Number One review – four hours of guaranteed, fun | TV & radio


TChannel 5’s new (I know! Me too – but yes, it’s still there) Number One Fan series stars two Coronation Street graduates from the days when the soap was still good. My prime Corrie viewing years were the early 90s to early 00s. Which means I was there when it seemed like the crowns were about to pass from the queens like Rita, Vera and Bet Lynch to their noble successors, like Shelley Unwin, Karen McDonald, Fiz – and maybe to a young Battersby or two, if the family learned to stop screaming and give us some northern wisdom. Alas, their reign was short-lived and now there is no doubt that Coronation Street is worse than ever. We don’t have time to go into that now. Suffice it to say: the presence of Sally Lindsay (Shelley, as she was) and Jill Halfpenny (Rebecca Hopkins, of the same time, as Martin Platt’s love interest) is enough to guarantee you a good time.

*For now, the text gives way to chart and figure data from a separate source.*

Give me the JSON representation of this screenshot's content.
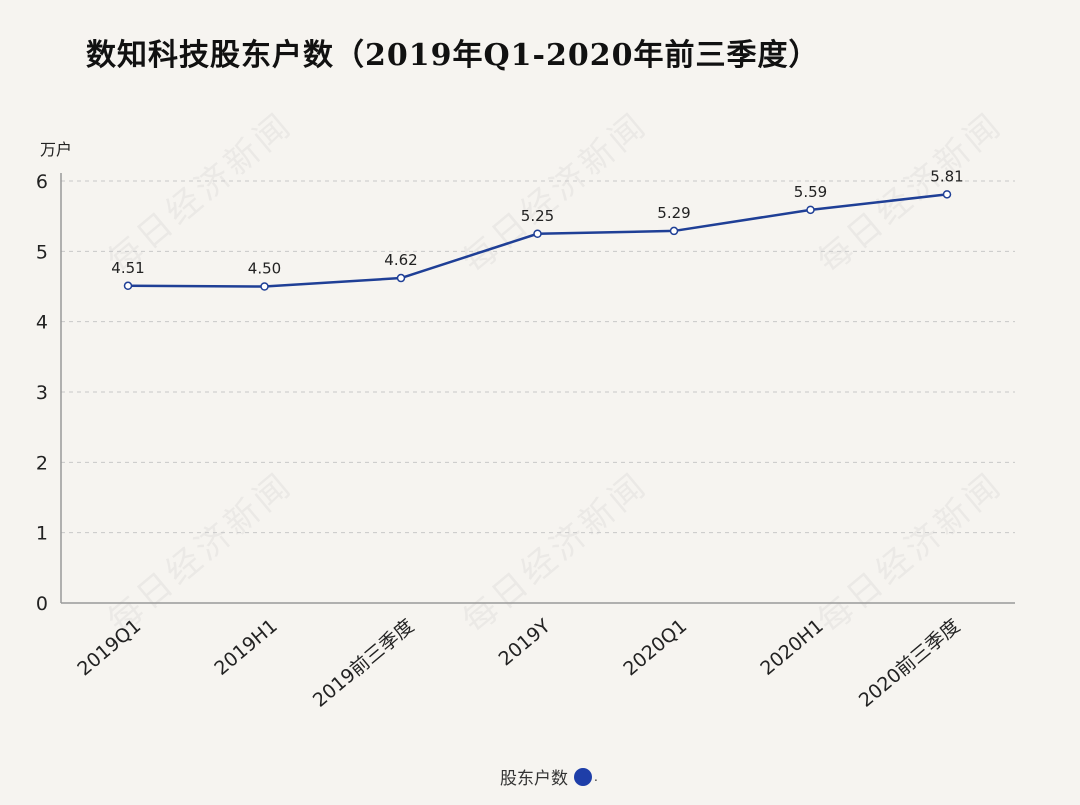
{
  "title": "数知科技股东户数（2019年Q1-2020年前三季度）",
  "watermark": "每日经济新闻",
  "colors": {
    "line": "#1f3f96",
    "legend_dot": "#1e3ea8",
    "grid": "#c8c8c8",
    "axis": "#999999",
    "text": "#222222"
  },
  "chart_data": {
    "type": "line",
    "categories": [
      "2019Q1",
      "2019H1",
      "2019前三季度",
      "2019Y",
      "2020Q1",
      "2020H1",
      "2020前三季度"
    ],
    "series": [
      {
        "name": "股东户数",
        "values": [
          4.51,
          4.5,
          4.62,
          5.25,
          5.29,
          5.59,
          5.81
        ]
      }
    ],
    "data_labels": [
      "4.51",
      "4.50",
      "4.62",
      "5.25",
      "5.29",
      "5.59",
      "5.81"
    ],
    "ylabel": "万户",
    "yticks": [
      "0",
      "1",
      "2",
      "3",
      "4",
      "5",
      "6"
    ],
    "ylim": [
      0,
      6
    ],
    "grid": true,
    "legend": "bottom-center"
  }
}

Here, Halfpenny plays Lucy Logan, a lovable daytime TV personality with her own show, a little less, a contract to support her clothes on the screen, and a new line of luxury products that comes out under her name, in collaboration with the charity that favors the brand. Apart from the monthly box of expensive truffles that are actually made from compost (I want to know who took the first bite and realized this; a week of bad work for someone, I guess) sent by an unknown stranger, life is good.

Even when he ends up with his bag in a large parking lot there is someone to save him – Donna (Lindsay), a veteran and fan of the show. He happily accepts invitations to film and visit the studio (“This is the best day of my life!”), but declines the opportunity to be interviewed. When Lucy sends him off with skin care products, a designer jacket and a thank you note, she tells him not to be a stranger and to come back any time. That would be a mistake.

There’s Donna, up front and loud at a music video for weeks later and probably outside of Lucy’s daughter’s school, though Lucy thinks she might have been wrong. It’s easy to misinterpret the many flowers and a lipsticked message on her bedroom mirror – “You inspire me xxx” – left in Lucy’s house while she’s out.

Since then, things are getting worse and worse. This is not a serious drama – it lives or dies by its plot and the fun you have on the rollercoaster – so I want to be as unobtrusive as possible. If you’ve watched the weeknight dramas before, I think it won’t spoil the suspense too much if I say that Donna’s presence in the parking lot before the birth is not a coincidence (“Change the scene, I know it’s you, wild cow”), and that she has a deeper, darker business than chasing her frivolous jacket. they despise, and want to avenge great sins.

If I were a betting woman, I’d put a lot of money on the truffle deliveryman – who we see only occasionally, usually involving him yelling at the Lucy Live show or shooting arrows at a picture of Lucy’s face – to be there too.

In addition to mixing a man in financial trouble, a son drawn on the Internet in an environmentalist group that goes to violence, and a daughter who is of the right age to ride a car that looks like it is driven by a Mummy driver, four hours of harmless fun are guaranteed. Its success depends largely on having two leaders who can sell anything and legally cannot tell lies, but what is happening around them is not surprising. Halfpenny or Lindsay or both are close to every event and get the job done. If they can find a way to return to Coronation Street sometime and recreate that, what a wonderful world it would be.